The common code to be relatively small, and requiring infrequent updates.
Only the transitive dependencies you actually want.
Individual users to decide what code they want to trust.

Examples in practice

The Transformers library is enormous, but you only have to install it if you include the optional plugin (e.g. huggingface).

Be extensible

The AI community is inventing and discarding use cases faster than we could hope to support in-house. Researchers will always want bespoke features we didn't forsee. So where possible, we should let users extend what we've built to suit their purposes. For example:

A user should be able to add their Test/SUT without editing any code they don't own.
Where possible, we should leave the door open to people adding new categories of Test/SUT.

Examples in practice

Users can define a new SUT in a notebook and run Tests against it using normal imports.
A Test creator can add new ways of downloading prompts that can still track versioning without editing core libraries.
Test authors can add arbitrary context to TestItem and define their own structured Result and have them correctly serialized in the TestRecord.
A project can define its own cloud-based runner, reusing the existing Tests/SUTs.

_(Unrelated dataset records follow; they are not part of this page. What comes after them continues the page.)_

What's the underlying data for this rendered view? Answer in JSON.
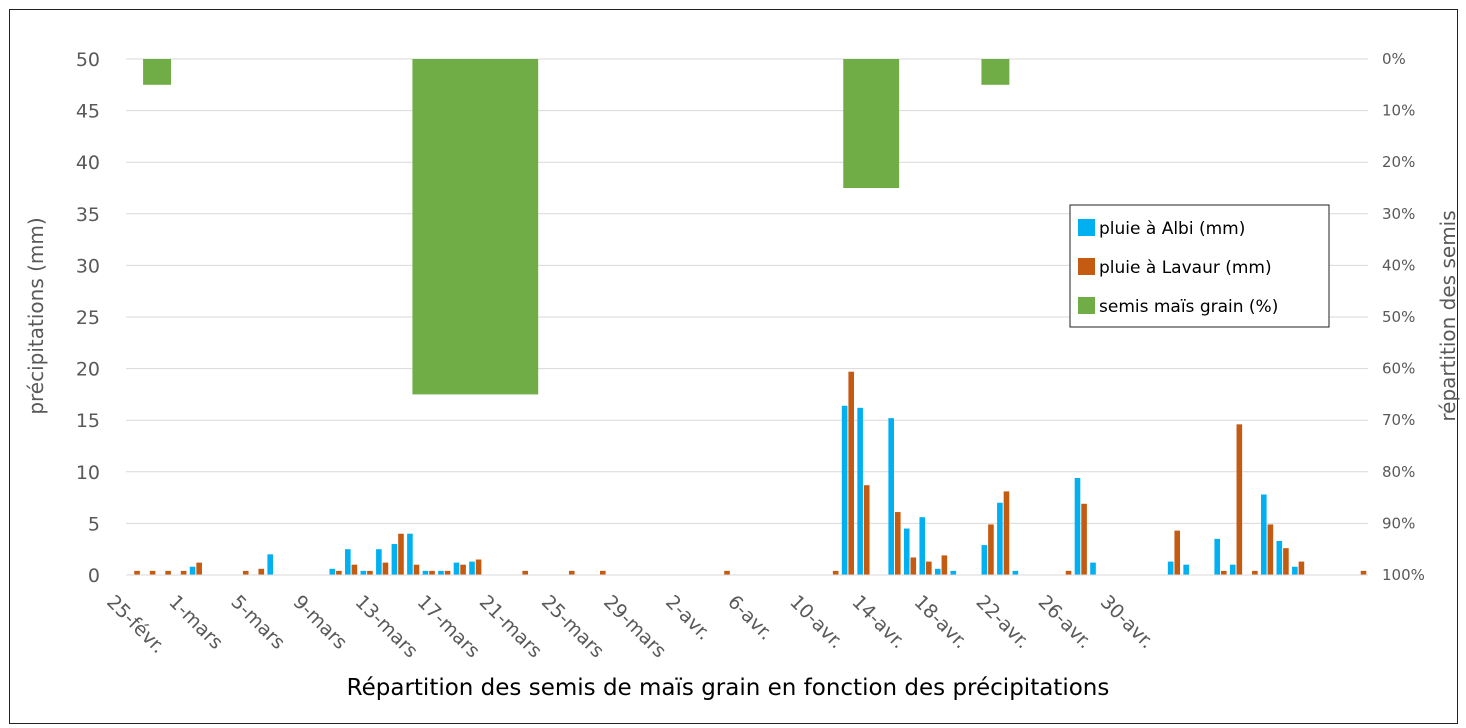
{
  "chart_data": {
    "type": "bar",
    "title": "Répartition des semis de maïs grain en fonction des précipitations",
    "ylabel": "précipitations (mm)",
    "y2label": "répartition des semis",
    "ylim": [
      0,
      50
    ],
    "y2lim": [
      "0%",
      "100%"
    ],
    "y_ticks": [
      "0",
      "5",
      "10",
      "15",
      "20",
      "25",
      "30",
      "35",
      "40",
      "45",
      "50"
    ],
    "y2_ticks": [
      "0%",
      "10%",
      "20%",
      "30%",
      "40%",
      "50%",
      "60%",
      "70%",
      "80%",
      "90%",
      "100%"
    ],
    "x_ticks": [
      "25-févr.",
      "1-mars",
      "5-mars",
      "9-mars",
      "13-mars",
      "17-mars",
      "21-mars",
      "25-mars",
      "29-mars",
      "2-avr.",
      "6-avr.",
      "10-avr.",
      "14-avr.",
      "18-avr.",
      "22-avr.",
      "26-avr.",
      "30-avr."
    ],
    "legend_position": "right",
    "grid": true,
    "colors": {
      "albi": "#00b0f0",
      "lavaur": "#c55a11",
      "semis": "#70ad47"
    },
    "series": [
      {
        "name": "pluie à Albi (mm)",
        "axis": "left",
        "values": [
          0,
          0,
          0,
          0,
          0.8,
          0,
          0,
          0,
          0,
          2.0,
          0,
          0,
          0,
          0.6,
          2.5,
          0.4,
          2.5,
          3.0,
          4.0,
          0.4,
          0.4,
          1.2,
          1.3,
          0,
          0,
          0,
          0,
          0,
          0,
          0,
          0,
          0,
          0,
          0,
          0,
          0,
          0,
          0,
          0,
          0,
          0,
          0,
          0,
          0,
          0,
          0,
          16.4,
          16.2,
          0,
          15.2,
          4.5,
          5.6,
          0.6,
          0.4,
          0,
          2.9,
          7.0,
          0.4,
          0,
          0,
          0,
          9.4,
          1.2,
          0,
          0,
          0,
          0,
          1.3,
          1.0,
          0,
          3.5,
          1.0,
          0,
          7.8,
          3.3,
          0.8,
          0,
          0,
          0,
          0
        ]
      },
      {
        "name": "pluie à Lavaur (mm)",
        "axis": "left",
        "values": [
          0.4,
          0.4,
          0.4,
          0.4,
          1.2,
          0,
          0,
          0.4,
          0.6,
          0,
          0,
          0,
          0,
          0.4,
          1.0,
          0.4,
          1.2,
          4.0,
          1.0,
          0.4,
          0.4,
          1.0,
          1.5,
          0,
          0,
          0.4,
          0,
          0,
          0.4,
          0,
          0.4,
          0,
          0,
          0,
          0,
          0,
          0,
          0,
          0.4,
          0,
          0,
          0,
          0,
          0,
          0,
          0.4,
          19.7,
          8.7,
          0,
          6.1,
          1.7,
          1.3,
          1.9,
          0,
          0,
          4.9,
          8.1,
          0,
          0,
          0,
          0.4,
          6.9,
          0,
          0,
          0,
          0,
          0,
          4.3,
          0,
          0,
          0.4,
          14.6,
          0.4,
          4.9,
          2.6,
          1.3,
          0,
          0,
          0,
          0.4
        ]
      },
      {
        "name": "semis maïs grain (%)",
        "axis": "right",
        "type": "weekly bars",
        "x": [
          "1-mars",
          "13-mars au 29-mars",
          "10-avr. au 14-avr.",
          "22-avr."
        ],
        "values": [
          5,
          65,
          25,
          5
        ]
      }
    ]
  }
}
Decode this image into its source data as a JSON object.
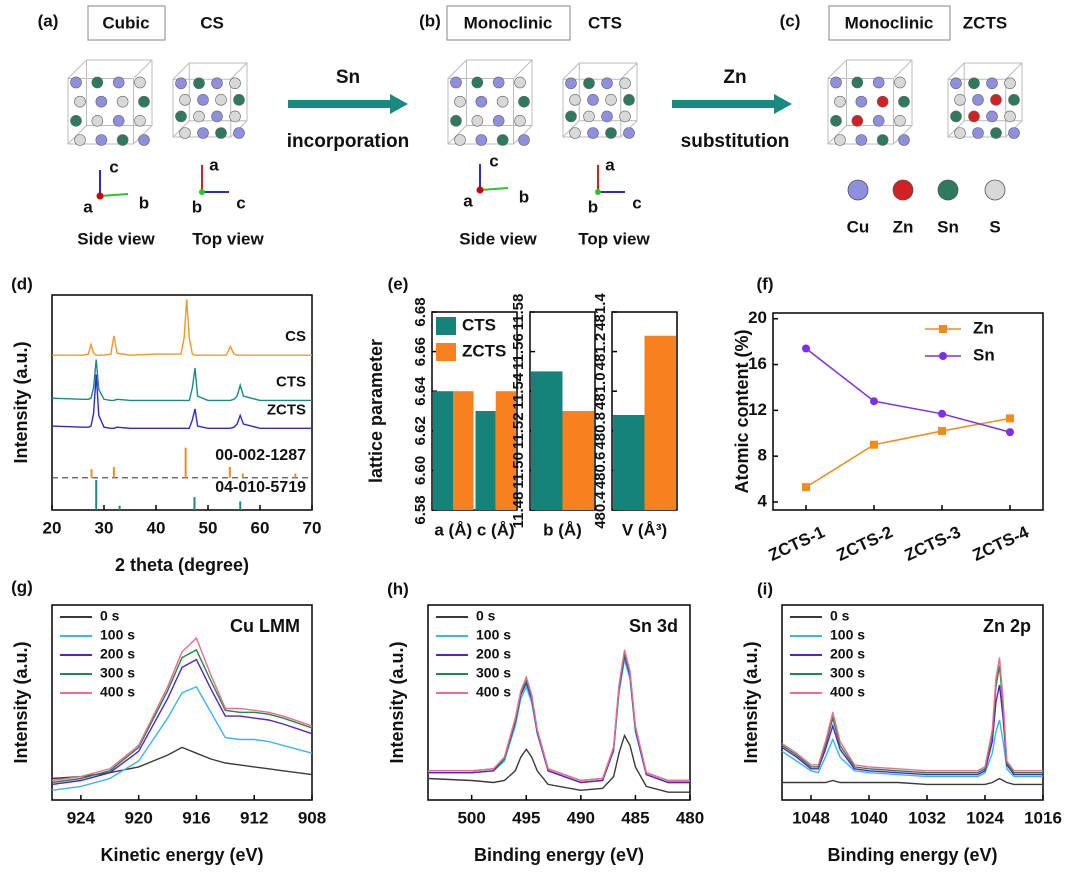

Make it hard to do the wrong thing

We expect there to be great diversity of programming skill across our community members. While good documentation and examples can help you do the right thing, it takes a little more effort to keep people from doing the wrong thing. In general:

Try to make runtime errors into coding time errors.
If there is only one right way to do something, don't ask users to do it.
If a method doesn't need a value, don't give it that value.
Try to make all data objects immutable.

Examples in practice

A Test never knows what SUT it is testing, and a SUT never knows what Test is being run, as that could only lead to undesirable behavior.
Utilize mypy checking.
We define interfaces and use @abstractmethod to enforce implementing all the features.
Pull as much common work as possible out of Test definition and into the runner.
There are a lot of classes to represent different stages of a TestItem instead of having a single object that gets built up over time. This makes it clear what must be set at each stage, and hides information that isn't needed at others.

As always, the zen of Python

While all 19 aphorisms are great, a few that we take especially to heart are:

Explicit is better than implicit.
There should be one-- and preferably only one --obvious way to do it.
If the implementation is hard to explain, it's a bad idea.

Examples in practice

To represent structured data, use Pydantic objects instead of dicts as this makes it clear what the structures and types are.
We discarded several "hard to explain" ways of managing secrets and ensuring compatibility between a Test and a SUT, even though they arguably met other design philosophy goals better.